Bien que ni élu ni travaillant dans le service social de la Ville ou d'une autre instance, j'ai ma propre vision de l'aide sociale ; nous l'avons dit tout au long de la campagne et partage cette idée de ne pas faire de la charité ni du saupoudrage mais bien de l'insertion sociale, par le logement, par le règlement des conflits et difficultés financières des personnes, par l'éducation scolaire, par la rupture de la solitude, par l'aide à l'insertion ou la réinsertion.

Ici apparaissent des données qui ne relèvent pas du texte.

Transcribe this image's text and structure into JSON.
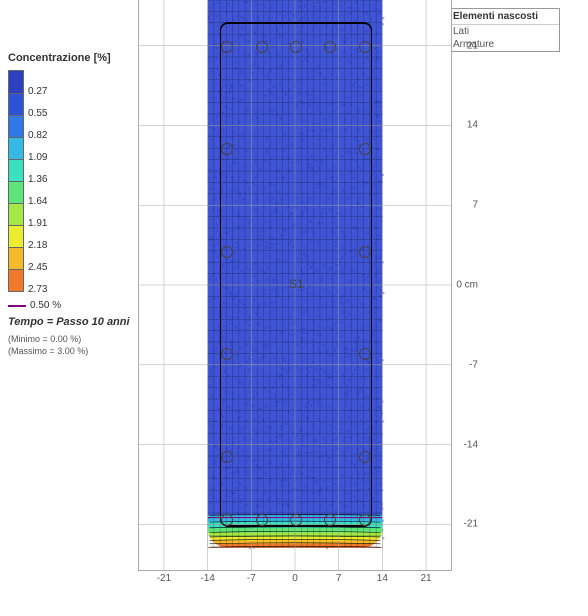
{
  "legend": {
    "title": "Concentrazione [%]",
    "colors": [
      "#2e3fbf",
      "#2e52d8",
      "#2f7ae8",
      "#34b8e4",
      "#3ae2c0",
      "#5de47a",
      "#a4e847",
      "#ecec2f",
      "#f5b92a",
      "#f07a2a"
    ],
    "ticks": [
      "0.27",
      "0.55",
      "0.82",
      "1.09",
      "1.36",
      "1.64",
      "1.91",
      "2.18",
      "2.45",
      "2.73"
    ],
    "threshold_label": "0.50 %",
    "threshold_color": "#800080"
  },
  "time_label_prefix": "Tempo = ",
  "time_label_value": "Passo 10 anni",
  "min_label": "(Minimo  = 0.00 %)",
  "max_label": "(Massimo = 3.00 %)",
  "hidden_panel": {
    "title": "Elementi nascosti",
    "items": [
      "Lati",
      "Armature"
    ]
  },
  "axes": {
    "x_ticks": [
      -21,
      -14,
      -7,
      0,
      7,
      14,
      21
    ],
    "y_ticks": [
      21,
      14,
      7,
      0,
      -7,
      -14,
      -21
    ],
    "y_unit_label": "0 cm"
  },
  "geometry": {
    "x_range": [
      -25,
      25
    ],
    "y_range": [
      -25,
      25
    ],
    "section_x": [
      -14,
      14
    ],
    "section_y": [
      -23,
      25
    ],
    "cover_cm": 2,
    "rebar_diameter_cm": 1.6,
    "rebar_rows_y": [
      21,
      12,
      3,
      -6,
      -15,
      -20.5
    ],
    "rebar_cols_x_outer": [
      -11,
      -5.5,
      0,
      5.5,
      11
    ],
    "center_label": "S1"
  },
  "heat": {
    "bg_color": "#3f55d6",
    "noise_color": "#2e3fbf",
    "stops_start_y_cm": -19.5,
    "stops": [
      {
        "y_cm": -19.5,
        "color": "#3f55d6"
      },
      {
        "y_cm": -20.2,
        "color": "#34b8e4"
      },
      {
        "y_cm": -20.8,
        "color": "#3ae2c0"
      },
      {
        "y_cm": -21.3,
        "color": "#5de47a"
      },
      {
        "y_cm": -21.7,
        "color": "#a4e847"
      },
      {
        "y_cm": -22.1,
        "color": "#ecec2f"
      },
      {
        "y_cm": -22.4,
        "color": "#f5b92a"
      },
      {
        "y_cm": -22.7,
        "color": "#f07a2a"
      },
      {
        "y_cm": -23.0,
        "color": "#e84a2a"
      }
    ],
    "isoline_y_cm": -20.4
  },
  "fine_grid_step_cm": 1,
  "coarse_grid_step_cm": 7
}
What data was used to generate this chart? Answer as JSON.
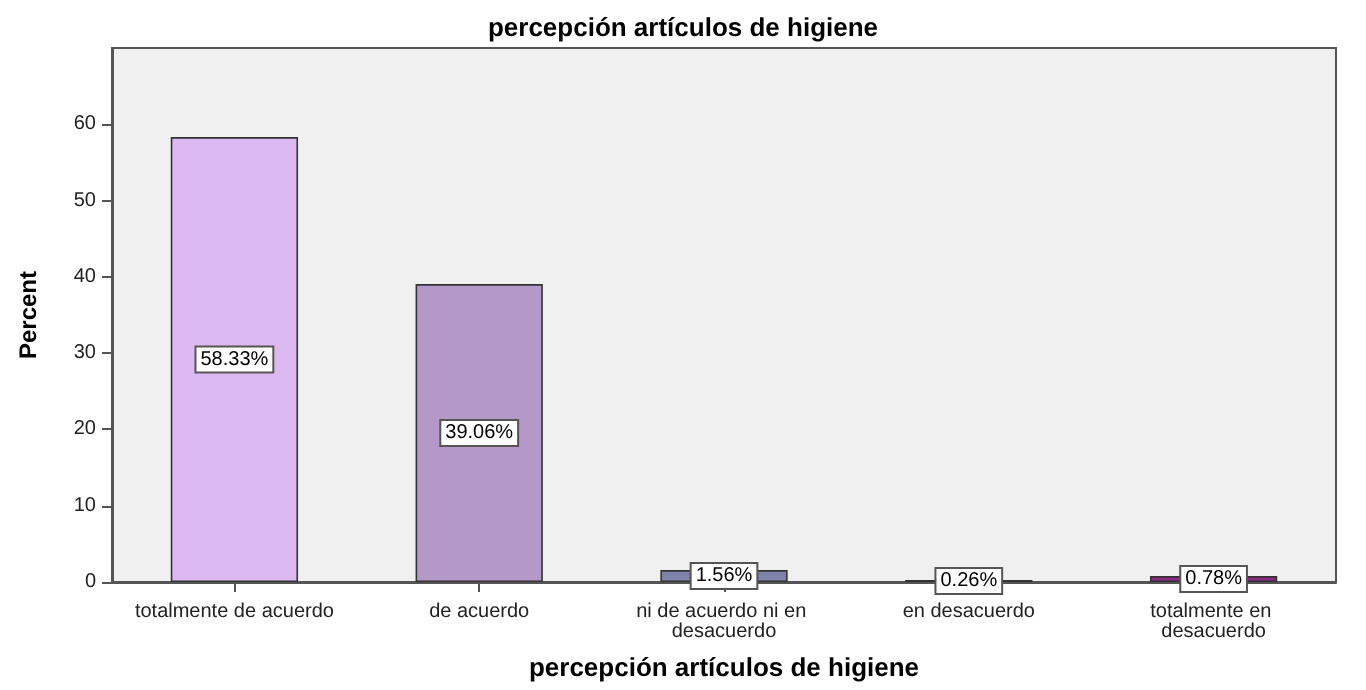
{
  "chart_data": {
    "type": "bar",
    "title": "percepción artículos de higiene",
    "xlabel": "percepción artículos de higiene",
    "ylabel": "Percent",
    "categories": [
      "totalmente de acuerdo",
      "de acuerdo",
      "ni de acuerdo ni en desacuerdo",
      "en desacuerdo",
      "totalmente en desacuerdo"
    ],
    "values": [
      58.33,
      39.06,
      1.56,
      0.26,
      0.78
    ],
    "colors": [
      "#dcb9f0",
      "#b398c8",
      "#7f82aa",
      "#6a4a6a",
      "#8e2a86"
    ],
    "value_labels": [
      "58.33%",
      "39.06%",
      "1.56%",
      "0.26%",
      "0.78%"
    ],
    "ylim": [
      0,
      70
    ],
    "yticks": [
      0,
      10,
      20,
      30,
      40,
      50,
      60
    ],
    "grid": false
  }
}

Pour ma part, je sais ce que le mot "galère" signifie ; hormis le handicap physique et ma maladie qui m'ont fait traverser des vraies galères morales et physiques, j'ai aussi connu des vrais moments de galère financière ; lorsque je me suis mis en ménage car mon employeur s'est retrouvé en cessation de paiement et entre le référé au tribunal des prud'hommes et le premier versement des ASSEDIC il s'et passé presque 5 mois... pendant ce temps, les emprunts n'ont pas pu être prélevés ce qui m'a conduit à faire un dossier de surendettement... Ne croyez pas que c'est LA solution de simplicité... entre être fiché à la Banque de France, être privé de moyens de paiement, être obligé de passer par une assistante sociale alors que c'est parce que votre employeur n'a pas honoré votre paie et que la justice met des semaines à résoudre votre dossier et qu'il faut attendre la saisie de l'huissier puis tous les recours de l'employeur pour s'opposer à cela alors que vous avez un contrat de travail et que vous avez fait votre travail... et puis même si votre banque est au courant de votre situation et du comment vous en êtes arrivés là, vous êtes quand même "fiché" pendant plusieurs années jusqu'à la fin clôture du dossier par la Banque de France...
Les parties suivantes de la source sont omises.